HB 96 by state Rep. John Bel Edwards would repeal
the age restriction on service currently for state and local judges. Now, they
cannot run for office if they would be sworn into it after their 70th
birthday. This joins on the ballot a pair of other clunkers, one that locks the
state into spending more on nursing homes even as their need becomes reduced,
creates pressure for tax increases, and/or increases the threat of legal action
against the state, and another that has the
effect of increasing bureaucracy and the size of government with the
establishment of an unneeded cabinet department.
Opposition mainly is driven by
existing judges themselves, as they enjoy the job’s flexibility,
stability, high rate of pay for work required, but perhaps most importantly
because of the power they can wield politically, especially in rural areas,
which allows them to parlay the infrequent elections to them into almost never
losing reelection. Thus, they resent forcible retirement from these plum
positions, and legislators are more than happy to assist them because among the
roughly third of the Legislature that are lawyers, many eye post-legislative
careers either as judges or elected to offices that work with them regularly.
Supporters of the idea of no
mandatory judicial retirement age couch their arguments in terms of a limit
being arbitrary and discriminatory against those wanting to be judges in that
no other elective office has such a requirement. They say that rather than
having a blanket restriction to reduce the chances of infirmity from diluting
judicial decision-making quality, that sufficient internal mechanisms within
the judiciary can police itself of this if this crops up.

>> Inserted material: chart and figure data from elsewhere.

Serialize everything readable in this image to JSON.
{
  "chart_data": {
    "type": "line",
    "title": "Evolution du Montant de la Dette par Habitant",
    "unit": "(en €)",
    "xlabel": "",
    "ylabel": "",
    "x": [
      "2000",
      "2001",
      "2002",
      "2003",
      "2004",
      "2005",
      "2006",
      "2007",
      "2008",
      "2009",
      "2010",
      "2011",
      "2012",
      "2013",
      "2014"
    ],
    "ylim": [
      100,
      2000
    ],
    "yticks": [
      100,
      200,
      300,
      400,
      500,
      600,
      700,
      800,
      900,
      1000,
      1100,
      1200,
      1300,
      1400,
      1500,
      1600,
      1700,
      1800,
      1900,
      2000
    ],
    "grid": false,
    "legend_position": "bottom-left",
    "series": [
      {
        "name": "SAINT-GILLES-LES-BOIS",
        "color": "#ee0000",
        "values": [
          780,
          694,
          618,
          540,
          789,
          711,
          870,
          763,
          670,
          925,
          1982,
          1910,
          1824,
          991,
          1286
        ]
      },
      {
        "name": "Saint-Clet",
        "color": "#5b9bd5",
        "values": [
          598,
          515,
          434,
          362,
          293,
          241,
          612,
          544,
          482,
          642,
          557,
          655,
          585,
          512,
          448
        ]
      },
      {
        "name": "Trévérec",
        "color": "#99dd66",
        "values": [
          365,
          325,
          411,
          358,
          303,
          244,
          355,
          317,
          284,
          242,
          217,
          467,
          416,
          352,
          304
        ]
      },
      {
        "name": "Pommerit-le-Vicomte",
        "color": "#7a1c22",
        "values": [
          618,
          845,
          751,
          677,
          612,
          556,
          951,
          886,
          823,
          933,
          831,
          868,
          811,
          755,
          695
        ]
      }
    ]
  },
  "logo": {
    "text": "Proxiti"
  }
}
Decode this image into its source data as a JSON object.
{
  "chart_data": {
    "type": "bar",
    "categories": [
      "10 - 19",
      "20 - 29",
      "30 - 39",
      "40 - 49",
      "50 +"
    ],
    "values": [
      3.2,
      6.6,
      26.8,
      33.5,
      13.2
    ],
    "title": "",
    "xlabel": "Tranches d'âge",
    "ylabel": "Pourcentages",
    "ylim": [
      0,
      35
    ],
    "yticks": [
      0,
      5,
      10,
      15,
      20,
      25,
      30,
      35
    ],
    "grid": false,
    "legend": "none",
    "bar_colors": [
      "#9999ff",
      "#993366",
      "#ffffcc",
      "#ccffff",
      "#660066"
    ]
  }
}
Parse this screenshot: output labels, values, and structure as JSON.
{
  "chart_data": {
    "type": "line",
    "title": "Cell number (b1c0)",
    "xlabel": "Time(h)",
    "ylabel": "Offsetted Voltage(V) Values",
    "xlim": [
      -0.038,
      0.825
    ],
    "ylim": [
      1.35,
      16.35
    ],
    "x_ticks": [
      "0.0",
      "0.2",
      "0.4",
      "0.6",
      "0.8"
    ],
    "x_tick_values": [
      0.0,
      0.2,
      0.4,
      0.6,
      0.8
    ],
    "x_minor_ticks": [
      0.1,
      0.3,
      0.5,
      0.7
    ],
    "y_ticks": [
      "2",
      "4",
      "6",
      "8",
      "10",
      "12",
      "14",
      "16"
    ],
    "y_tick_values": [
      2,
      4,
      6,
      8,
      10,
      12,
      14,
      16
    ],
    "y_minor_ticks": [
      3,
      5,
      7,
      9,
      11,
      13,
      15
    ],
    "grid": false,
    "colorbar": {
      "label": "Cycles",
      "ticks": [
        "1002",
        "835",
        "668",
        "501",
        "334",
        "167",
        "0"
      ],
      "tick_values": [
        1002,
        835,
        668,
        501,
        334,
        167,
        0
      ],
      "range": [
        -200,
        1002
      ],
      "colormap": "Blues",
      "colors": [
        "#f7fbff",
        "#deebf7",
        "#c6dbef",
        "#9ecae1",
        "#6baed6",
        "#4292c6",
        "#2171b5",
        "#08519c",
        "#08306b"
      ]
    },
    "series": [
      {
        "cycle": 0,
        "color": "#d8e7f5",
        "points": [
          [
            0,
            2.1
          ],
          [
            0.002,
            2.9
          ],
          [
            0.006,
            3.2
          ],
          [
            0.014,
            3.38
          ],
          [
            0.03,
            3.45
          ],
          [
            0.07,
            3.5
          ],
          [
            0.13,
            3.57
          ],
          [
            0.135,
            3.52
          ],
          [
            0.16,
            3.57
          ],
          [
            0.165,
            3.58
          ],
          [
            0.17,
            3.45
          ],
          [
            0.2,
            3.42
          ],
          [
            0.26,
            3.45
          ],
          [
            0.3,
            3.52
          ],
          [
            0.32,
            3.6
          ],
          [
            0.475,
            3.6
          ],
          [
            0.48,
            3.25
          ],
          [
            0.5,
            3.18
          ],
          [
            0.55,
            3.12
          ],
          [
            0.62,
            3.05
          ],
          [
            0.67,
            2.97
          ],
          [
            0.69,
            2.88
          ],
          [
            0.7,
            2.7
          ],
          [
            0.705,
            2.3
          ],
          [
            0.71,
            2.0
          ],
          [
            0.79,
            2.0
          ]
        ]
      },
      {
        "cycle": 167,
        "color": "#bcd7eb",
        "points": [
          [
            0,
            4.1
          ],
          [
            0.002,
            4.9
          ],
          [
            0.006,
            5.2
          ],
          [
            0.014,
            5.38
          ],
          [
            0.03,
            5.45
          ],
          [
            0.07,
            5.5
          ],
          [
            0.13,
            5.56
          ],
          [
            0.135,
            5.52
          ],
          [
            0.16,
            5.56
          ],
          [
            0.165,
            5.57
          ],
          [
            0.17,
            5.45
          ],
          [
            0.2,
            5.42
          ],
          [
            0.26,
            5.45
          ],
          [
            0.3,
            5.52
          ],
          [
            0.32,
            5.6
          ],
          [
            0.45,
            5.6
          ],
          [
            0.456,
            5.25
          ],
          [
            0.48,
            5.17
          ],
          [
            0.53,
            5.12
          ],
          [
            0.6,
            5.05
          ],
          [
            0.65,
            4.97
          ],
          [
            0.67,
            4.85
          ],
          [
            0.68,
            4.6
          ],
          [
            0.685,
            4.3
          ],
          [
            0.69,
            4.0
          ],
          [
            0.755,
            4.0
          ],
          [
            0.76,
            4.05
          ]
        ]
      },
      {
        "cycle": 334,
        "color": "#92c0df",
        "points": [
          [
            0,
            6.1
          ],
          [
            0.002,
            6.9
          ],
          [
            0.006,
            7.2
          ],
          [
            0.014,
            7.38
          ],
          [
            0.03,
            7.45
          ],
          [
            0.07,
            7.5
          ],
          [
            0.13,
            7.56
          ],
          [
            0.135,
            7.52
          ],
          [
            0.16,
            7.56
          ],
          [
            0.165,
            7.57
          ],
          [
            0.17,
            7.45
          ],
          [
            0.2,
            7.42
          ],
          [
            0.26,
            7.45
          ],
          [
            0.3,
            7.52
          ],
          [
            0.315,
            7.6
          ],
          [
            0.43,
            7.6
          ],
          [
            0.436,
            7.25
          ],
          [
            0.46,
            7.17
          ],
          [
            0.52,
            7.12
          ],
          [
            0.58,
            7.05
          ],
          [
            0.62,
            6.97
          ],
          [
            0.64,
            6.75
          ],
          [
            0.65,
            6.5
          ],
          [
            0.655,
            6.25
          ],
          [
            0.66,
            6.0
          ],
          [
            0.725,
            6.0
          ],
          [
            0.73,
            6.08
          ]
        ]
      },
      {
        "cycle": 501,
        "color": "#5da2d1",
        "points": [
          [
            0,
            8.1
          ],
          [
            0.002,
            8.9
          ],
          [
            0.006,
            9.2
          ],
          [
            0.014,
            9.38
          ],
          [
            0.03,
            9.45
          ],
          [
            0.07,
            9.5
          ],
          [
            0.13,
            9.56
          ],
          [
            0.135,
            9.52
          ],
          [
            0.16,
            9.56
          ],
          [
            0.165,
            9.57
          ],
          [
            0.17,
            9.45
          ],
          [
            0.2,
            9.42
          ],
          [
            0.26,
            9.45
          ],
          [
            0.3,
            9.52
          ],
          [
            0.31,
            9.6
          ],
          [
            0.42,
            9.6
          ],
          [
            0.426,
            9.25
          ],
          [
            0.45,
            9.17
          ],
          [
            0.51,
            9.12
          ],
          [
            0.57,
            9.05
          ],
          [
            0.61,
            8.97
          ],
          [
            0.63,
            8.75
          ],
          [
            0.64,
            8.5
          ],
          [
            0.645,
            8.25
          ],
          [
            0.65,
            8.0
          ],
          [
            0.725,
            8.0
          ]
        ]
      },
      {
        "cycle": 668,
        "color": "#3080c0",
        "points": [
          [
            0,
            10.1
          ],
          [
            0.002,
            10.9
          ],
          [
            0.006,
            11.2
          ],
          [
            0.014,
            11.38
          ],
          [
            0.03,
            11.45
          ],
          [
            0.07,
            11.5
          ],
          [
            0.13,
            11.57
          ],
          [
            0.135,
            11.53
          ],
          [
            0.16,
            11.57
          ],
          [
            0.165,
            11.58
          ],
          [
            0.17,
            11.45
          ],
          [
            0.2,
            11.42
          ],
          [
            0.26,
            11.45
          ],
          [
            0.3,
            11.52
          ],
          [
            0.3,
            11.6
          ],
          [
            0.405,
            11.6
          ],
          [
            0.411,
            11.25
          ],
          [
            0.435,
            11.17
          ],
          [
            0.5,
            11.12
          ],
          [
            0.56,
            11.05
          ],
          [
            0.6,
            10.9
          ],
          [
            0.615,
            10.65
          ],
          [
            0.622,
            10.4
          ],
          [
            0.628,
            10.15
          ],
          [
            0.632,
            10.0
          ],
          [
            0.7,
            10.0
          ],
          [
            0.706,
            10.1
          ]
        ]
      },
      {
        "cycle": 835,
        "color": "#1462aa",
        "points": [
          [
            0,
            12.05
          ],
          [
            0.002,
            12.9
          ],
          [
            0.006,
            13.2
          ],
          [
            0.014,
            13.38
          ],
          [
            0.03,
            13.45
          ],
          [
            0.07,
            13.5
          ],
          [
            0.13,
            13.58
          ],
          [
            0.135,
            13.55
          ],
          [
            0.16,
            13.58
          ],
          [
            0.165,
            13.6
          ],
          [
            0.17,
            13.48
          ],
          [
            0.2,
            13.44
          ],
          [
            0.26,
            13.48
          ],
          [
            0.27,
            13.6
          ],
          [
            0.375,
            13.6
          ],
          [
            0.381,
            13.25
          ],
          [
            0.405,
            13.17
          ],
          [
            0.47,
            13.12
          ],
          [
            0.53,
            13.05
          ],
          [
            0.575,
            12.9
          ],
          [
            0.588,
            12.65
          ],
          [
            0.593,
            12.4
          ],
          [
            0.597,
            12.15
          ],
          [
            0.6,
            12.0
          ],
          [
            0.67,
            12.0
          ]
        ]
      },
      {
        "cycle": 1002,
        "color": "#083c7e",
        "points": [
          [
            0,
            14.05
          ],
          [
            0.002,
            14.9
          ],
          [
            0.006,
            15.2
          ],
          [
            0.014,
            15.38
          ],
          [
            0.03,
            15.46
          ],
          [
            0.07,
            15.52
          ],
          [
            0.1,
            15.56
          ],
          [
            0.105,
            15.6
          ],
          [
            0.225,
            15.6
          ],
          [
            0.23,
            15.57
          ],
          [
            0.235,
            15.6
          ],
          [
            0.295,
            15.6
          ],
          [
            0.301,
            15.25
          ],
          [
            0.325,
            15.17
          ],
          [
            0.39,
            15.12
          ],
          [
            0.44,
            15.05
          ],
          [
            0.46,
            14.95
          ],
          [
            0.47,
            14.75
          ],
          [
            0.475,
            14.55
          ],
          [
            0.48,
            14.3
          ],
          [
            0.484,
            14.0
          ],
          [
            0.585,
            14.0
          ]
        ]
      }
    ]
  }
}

However, an age limit carries
more compelling benefits, many laid out by the U.S. Third Circuit Court of
Appeals 1980 decision in Malmed v. Thornburgh. This overruled
a lower court decision declaring that such state limitations unduly restricted
rights of those individuals above an age limit from contesting judgeships. It
decided that states had a number of valid reasons why they should have latitude
to do this. They include the reticence of disabled judges to retire of for the
state to pursue this where a limit might save government the effort and the
judge embarrassment of going through a lengthy removal process, a desirable
refreshing of human resources into this service as well as in a practical sense
presenting opportunities for job promotion, creation of a cadre of retired but
capable judges to fill where caseload demand or disability of other judges
dictated, and the precedent set by other kinds of government employees having
mandatory retirement ages. It also noted that capable judges on senior status
actually could draw more compensation – not just the stipend for hearing cases
on an ad hoc basis, but additionally
their pensions forced upon them because of their retirements.
During committee
hearings on a related bill, testimony emphasized an additional point: that in
rural areas judges were better insulated from voters, making it more difficult
for them to ascertain judicial fitness, and that if disability occurred without
a retired judge in the area (presuming he was willing), it costs more to bring
in a replacement from elsewhere. Also noted was that natural reluctance existed
for the judiciary to police itself on these matters, verified in that in the
past 15 years, only a very few judges were petitioned for removal from the
bench by the judiciary’s enforcement arm the Judiciary Commission to the
Supreme Court, apparently for chronic intoxication from drugs or alcohol. That
none appear to have been discharged for senility speaks both to the
effectiveness of the current limit and/or where it has happened of this
reluctance to take such a public action, despite the costs it might have to the
system of justice.
For while there are a number of
practical reasons for this reasonable circumscribing of individual judges’ and
voters’ options, maybe the best is encapsulated by a point emphasized by the
Third Circuit’s ruling in noting the rationality behind Pennsylvania’s limit,
in that one bad judge can undo the efforts of a hundred excellent ones. While
an imperfect indicator, indisputably advanced age correlates with weakening
performance, both mentally and physically. With justice in the balance and
lives at stake, every effort must be taken to ensure that the highest quality
of justice is delivered. With stakes so high, it’s not too burdensome to have
older judges defer. Defeating this amendment reaffirms that worthy purpose.